At Mobile World Congress, we’ll certainly see new phones — but it’s not yet clear which ones beyond the new dual-core ZTE Open C. An updates from Alcatel is likely, too, though LG’s Fireweb is still a relatively new arrival. As interesting will be whether better-known brands will follow up 2013’s fond words for Firefox OS with actual product.
Huawei signed up early, and Sony announced its ambition for a Firefox OS phone in 2014, too.
Plenty of network operators signed up to be Firefox OS allies, too, but most of them haven’t gone beyond endorsements so far. That includes America Movil, China Unicom, Etisalat, Hutchison Three Group, KDDI, KT, MegaFon, Qtel, SingTel, Smart, Sprint, Telstra, TMN, and VimpelCom.
Why so many carriers? First, because there are lots of them across the world — hundreds — and many of them want a way to get customers to pay not only for voice services and text messaging but also for the data plans needed to use Internet services.
“They can upsell feature-phone users and get subscribers to start spending money on data at a low cost — about as cheap as it gets,” Dillon said.
And in the longer run, it gives carriers a bit more leverage against Apple and Google, the companies that wield increasing amounts of power over the mobile market even as carriers’ influence wanes. Firefox OS gives mobile network operators a way to sell a smartphones that doesn’t transfer even more power to the mobile OS giants.
Selling low-end phones was a great opener for Firefox OS since there is an ocean of people who want smartphones but who don’t have lots of money. Compare that to Microsoft, which has struggled despite having a credible operating system, strong developer-relations program, and broad suite of online services.
But with the high-end smartphone market saturating, the low-end market isn’t a safe place. With Android 4.4 KitKat, Google has begun pushing a modern version of Android to phones with as little memory as 512MB. That’s double what first-gen Firefox OS phones came with, but it means modern Android will expand to more cost-sensitive markets.
Another challenge is avoiding problems of fragmentation that accumulate over time as more phone models arrive with different hardware capabilities and different OS versions. Mozilla already has run into troubles keeping Firefox OS phones up to date; Firefox OS has a three-month update cadence.
Firefox OS also is limited to smartphones today while iOS and Android expand to tablets. Given the low-cost entry of Firefox OS, it’s reasonable to start with smartphones — everybody needs a smartphone, but tablets are optional. But without tablets, it’s harder to attract developers and customers. Firefox OS is expanding to tablets, TVs, and more, but so far those efforts are nascent and clearly not the top priority.

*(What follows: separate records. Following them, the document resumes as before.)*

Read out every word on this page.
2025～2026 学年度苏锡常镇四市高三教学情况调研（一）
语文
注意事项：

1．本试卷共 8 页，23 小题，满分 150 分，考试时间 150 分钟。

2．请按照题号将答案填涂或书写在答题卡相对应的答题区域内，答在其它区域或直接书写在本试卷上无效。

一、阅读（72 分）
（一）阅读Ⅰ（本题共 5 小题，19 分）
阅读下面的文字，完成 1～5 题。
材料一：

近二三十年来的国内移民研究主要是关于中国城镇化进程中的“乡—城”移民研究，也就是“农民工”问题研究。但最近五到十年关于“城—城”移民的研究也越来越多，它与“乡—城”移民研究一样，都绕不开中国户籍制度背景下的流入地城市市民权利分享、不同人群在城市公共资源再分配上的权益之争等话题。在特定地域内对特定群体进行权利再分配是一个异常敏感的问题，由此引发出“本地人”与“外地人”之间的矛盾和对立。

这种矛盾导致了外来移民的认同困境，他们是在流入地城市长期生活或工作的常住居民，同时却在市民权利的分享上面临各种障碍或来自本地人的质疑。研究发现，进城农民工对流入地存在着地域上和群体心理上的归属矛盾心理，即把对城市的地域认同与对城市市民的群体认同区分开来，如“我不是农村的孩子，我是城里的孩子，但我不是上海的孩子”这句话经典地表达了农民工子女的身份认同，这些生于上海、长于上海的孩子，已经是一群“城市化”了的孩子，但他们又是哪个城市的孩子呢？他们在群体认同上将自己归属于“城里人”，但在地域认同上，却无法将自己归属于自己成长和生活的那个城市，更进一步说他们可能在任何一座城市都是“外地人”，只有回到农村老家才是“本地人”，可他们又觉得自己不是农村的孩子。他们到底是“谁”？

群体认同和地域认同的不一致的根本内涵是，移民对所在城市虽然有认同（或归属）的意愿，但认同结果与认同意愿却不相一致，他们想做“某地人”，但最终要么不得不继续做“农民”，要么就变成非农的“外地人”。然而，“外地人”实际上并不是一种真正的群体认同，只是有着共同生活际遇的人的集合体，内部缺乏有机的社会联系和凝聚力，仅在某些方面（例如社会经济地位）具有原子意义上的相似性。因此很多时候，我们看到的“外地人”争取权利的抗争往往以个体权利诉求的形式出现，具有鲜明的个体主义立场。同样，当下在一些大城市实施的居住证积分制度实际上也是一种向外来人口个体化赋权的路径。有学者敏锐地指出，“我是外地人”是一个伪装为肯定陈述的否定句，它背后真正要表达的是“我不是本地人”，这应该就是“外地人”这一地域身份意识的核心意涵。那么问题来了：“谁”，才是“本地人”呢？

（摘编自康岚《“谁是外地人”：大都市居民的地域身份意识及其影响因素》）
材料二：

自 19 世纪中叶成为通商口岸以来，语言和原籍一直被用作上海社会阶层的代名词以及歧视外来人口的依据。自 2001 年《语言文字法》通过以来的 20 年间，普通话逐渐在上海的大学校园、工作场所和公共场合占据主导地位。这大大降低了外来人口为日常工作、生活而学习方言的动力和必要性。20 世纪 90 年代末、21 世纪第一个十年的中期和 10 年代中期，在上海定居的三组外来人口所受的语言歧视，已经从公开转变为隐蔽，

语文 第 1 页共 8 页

Last, Firefox OS ultimately will have to go up-market if it’s to succeed broadly. That means taking on Android and other mobile operating system more directly. To do that, Mozilla needs a strong partnerships, a big customer base, and an active developer community.
“We’re not rushing into it,” Eich said of Mozilla’s higher-end push. “That’s where a lot of OSes that haven’t even launched yet are running into trouble. It’s hard to compete at the high end with a mature OS that’s been out there for seven years.”
But at the low end, Mozilla has relatively little competition. It can’t stay there forever, but so far, it looks like a good place to get started.